A member of the South African facilitation team working with negotiators for the political parties sharing power in Zimbabwe is said to have said elections are not feasible this year though warning that the political deadlock in Harare cannot go on forever.
Lindiwe Zulu, a foreign policy aide to South African President Jacob Zuma and a member of the facilitation team seeking to unravel the impasse in Harare said in remarks to the so-called Southern African Liaison Office high-level meeting on the proposed elections road-map for Zimbabwe that the environment is not conducive for elections now.
Sources at the meeting quoted her as saying institutions must also be strengthened.
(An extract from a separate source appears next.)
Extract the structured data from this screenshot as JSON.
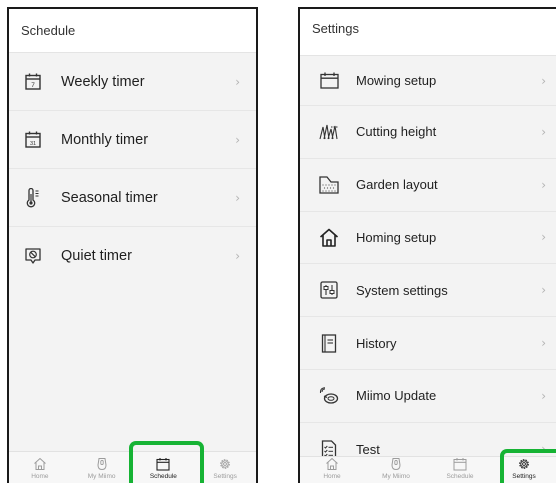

Such pressure to put off elections is said to be causing friction within President Robert Mugabe's ZANU-PF party. Its negotiators in discussions with its partners in government, Justice Minister Patrick Chinamasa and Transport Minister Nicholas Goche, are said to be taking heat from ZANU-PF hardliners for backing off 2011 elections.
With elections this year seemingly off the table, negotiators are focusing on the security sector with the two Movement for Democratic Change formations pressing for the Central Intelligence Organization to be answerable to Parliament, not the president, and urging soldiers now deployed around the country be ordered back to barracks.
Zulu told VOA Studio 7 reporter Ntungamili Nkomo that despite its flaws, the proposed road-map to elections is a constructive starting point for both Pretoria and Harare.
Commenting, political analyst Trevor Maisiri, director of the Africa Reform Institute, told VOA Studio 7 reporter Blessing Zulu that Pretoria’s elections call is on target.